According to the statement, the Presiding Officers met this morning to consider various reports on options available for business continuity of Parliament’s work, including the hosting of the SONA.
This comes after a fire that started on Sunday engulfed Parliament and was contained after two days.
“Following a sad and devastating week in which fires that started on Sunday and destroyed Parliament’s buildings, including the National Assembly and sections of the Old Assembly Chamber, we made a solemn undertaking that, despite the devastation of the disaster, we will not allow a situation where Parliament’s work is derailed or disrupted in any manner,” the statement read.
The fires, which the firefighters battled for over 70 hours, severely damaged the National Assembly building, including the National Assembly Chamber, where the official sittings of both Houses of Parliament are usually held.
“The extensive damage has necessitated the institution to find an alternative venue off-site to host this important event in the parliamentary calendar and the country.”

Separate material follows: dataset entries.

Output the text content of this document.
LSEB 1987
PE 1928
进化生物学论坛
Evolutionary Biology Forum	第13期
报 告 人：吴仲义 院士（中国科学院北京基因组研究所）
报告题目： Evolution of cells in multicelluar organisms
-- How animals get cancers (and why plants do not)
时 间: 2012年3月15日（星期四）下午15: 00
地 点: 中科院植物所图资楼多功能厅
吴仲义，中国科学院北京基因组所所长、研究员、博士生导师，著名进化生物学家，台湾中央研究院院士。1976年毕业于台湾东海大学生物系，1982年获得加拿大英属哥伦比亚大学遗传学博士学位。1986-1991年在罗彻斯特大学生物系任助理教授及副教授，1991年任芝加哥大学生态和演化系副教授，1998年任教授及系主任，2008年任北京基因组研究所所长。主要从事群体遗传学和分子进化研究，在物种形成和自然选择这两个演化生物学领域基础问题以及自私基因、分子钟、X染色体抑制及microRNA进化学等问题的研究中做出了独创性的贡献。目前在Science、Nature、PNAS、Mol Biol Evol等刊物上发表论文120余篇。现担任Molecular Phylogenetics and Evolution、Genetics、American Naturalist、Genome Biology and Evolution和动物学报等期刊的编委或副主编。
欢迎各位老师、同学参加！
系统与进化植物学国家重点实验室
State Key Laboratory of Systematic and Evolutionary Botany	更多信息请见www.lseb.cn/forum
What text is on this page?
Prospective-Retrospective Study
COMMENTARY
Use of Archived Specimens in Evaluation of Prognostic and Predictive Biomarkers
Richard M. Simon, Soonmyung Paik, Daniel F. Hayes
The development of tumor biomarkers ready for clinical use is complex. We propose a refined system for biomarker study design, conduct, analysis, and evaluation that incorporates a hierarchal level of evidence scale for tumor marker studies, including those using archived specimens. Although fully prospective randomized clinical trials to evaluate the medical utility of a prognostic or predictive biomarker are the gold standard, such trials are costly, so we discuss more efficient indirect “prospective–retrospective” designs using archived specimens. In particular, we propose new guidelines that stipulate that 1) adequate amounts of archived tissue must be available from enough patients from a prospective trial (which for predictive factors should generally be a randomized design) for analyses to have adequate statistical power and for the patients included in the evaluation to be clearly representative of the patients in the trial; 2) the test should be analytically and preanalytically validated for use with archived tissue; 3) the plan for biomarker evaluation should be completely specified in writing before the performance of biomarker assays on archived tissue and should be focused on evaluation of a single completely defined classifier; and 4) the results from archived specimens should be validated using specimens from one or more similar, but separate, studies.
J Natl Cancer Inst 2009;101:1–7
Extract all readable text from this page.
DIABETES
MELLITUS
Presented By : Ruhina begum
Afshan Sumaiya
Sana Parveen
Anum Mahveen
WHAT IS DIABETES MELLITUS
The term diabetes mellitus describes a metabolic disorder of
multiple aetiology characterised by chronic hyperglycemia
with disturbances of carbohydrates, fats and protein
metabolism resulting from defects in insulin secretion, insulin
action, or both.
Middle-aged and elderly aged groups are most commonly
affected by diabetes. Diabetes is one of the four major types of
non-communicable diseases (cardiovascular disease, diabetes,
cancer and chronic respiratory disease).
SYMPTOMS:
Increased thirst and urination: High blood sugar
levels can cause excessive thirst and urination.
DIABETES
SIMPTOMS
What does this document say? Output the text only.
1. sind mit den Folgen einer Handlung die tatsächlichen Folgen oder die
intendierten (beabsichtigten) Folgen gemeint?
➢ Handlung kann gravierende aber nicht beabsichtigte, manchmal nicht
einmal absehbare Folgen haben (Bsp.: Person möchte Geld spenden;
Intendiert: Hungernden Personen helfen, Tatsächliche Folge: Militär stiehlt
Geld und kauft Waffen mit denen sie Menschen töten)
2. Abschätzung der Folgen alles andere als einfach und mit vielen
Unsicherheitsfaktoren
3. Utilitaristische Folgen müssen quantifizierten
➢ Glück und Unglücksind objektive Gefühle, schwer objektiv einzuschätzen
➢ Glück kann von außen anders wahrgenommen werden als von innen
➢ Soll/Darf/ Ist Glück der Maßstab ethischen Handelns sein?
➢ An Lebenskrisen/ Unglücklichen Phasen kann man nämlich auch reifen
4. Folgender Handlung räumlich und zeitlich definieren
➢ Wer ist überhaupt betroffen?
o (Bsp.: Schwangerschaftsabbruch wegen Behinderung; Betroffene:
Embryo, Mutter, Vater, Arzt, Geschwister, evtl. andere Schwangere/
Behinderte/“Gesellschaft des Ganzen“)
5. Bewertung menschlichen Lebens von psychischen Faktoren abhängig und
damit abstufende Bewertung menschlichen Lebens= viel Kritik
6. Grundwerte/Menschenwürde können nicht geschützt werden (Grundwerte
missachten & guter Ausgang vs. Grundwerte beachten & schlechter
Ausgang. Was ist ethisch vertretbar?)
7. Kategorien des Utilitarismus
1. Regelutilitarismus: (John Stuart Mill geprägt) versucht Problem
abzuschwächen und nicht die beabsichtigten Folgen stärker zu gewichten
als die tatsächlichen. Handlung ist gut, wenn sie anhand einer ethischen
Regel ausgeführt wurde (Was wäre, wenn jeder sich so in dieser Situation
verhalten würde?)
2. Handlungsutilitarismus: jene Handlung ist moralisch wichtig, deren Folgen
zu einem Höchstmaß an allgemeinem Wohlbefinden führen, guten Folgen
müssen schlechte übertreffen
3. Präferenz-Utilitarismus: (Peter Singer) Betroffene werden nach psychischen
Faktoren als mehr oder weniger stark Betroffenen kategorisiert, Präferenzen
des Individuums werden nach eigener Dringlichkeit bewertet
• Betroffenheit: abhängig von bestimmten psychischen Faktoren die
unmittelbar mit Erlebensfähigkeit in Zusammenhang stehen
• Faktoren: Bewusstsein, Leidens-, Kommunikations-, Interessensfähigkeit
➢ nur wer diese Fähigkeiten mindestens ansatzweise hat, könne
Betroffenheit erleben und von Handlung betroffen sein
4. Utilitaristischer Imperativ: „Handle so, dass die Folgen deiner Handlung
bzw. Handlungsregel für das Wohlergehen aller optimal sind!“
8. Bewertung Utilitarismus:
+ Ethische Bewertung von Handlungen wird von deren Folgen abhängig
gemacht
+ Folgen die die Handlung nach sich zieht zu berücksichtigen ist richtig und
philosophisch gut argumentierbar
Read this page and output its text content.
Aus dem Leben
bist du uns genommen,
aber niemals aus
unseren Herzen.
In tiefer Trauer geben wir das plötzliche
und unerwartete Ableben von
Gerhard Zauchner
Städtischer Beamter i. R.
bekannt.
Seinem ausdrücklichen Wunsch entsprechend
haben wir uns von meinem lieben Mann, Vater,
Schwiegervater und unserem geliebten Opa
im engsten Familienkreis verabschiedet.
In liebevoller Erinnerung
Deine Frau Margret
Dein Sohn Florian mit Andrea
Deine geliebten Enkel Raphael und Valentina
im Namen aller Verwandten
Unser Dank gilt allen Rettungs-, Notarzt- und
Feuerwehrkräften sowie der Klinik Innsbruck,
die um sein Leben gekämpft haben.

Parliament described the National Assembly Chamber as a building with great historical significance and rich heritage and representation of evolution from apartheid to democracy.
“It was there that Members of Parliament met to pass laws, take binding decisions, hear important announcements and host the Joint Sittings of the two Houses of Parliament.”
The Presiding Officers said they were grateful to the Western Cape Provincial Government and the City of Cape Town, which offered the Cape Town International Convention Centre, the City Council Chambers and the City Hall as alternative venues.
“After a great deal of consideration and following thorough onsite inspections of alternative places, we are pleased to announce that the 2022 SONA will be held at the Cape Town City Hall.
“It is also a befitting place considering its historical significance, which is embedded in the minds and hearts of South Africans.”
The Presiding Officers said it is where Nelson Mandela addressed the nation after his release from prison on 11 February 1990.
“Again, on 9 May 1994, the late Archbishop Desmond Tutu introduced Tata Mandela to thousands of jubilant South Africans in the same balcony after his election in the National Assembly as the first democratic President.”
The officials said they were looking forward to a successful SONA.
“As South Africans, we are resilient people, we have overcome many difficulties in the past. Therefore, we will rise from these ashes and rebuild, restore, renew and march forward in our continuous endeavour to build a democratic, non-racial, non-sexist, united and prosperous society we all aspire.”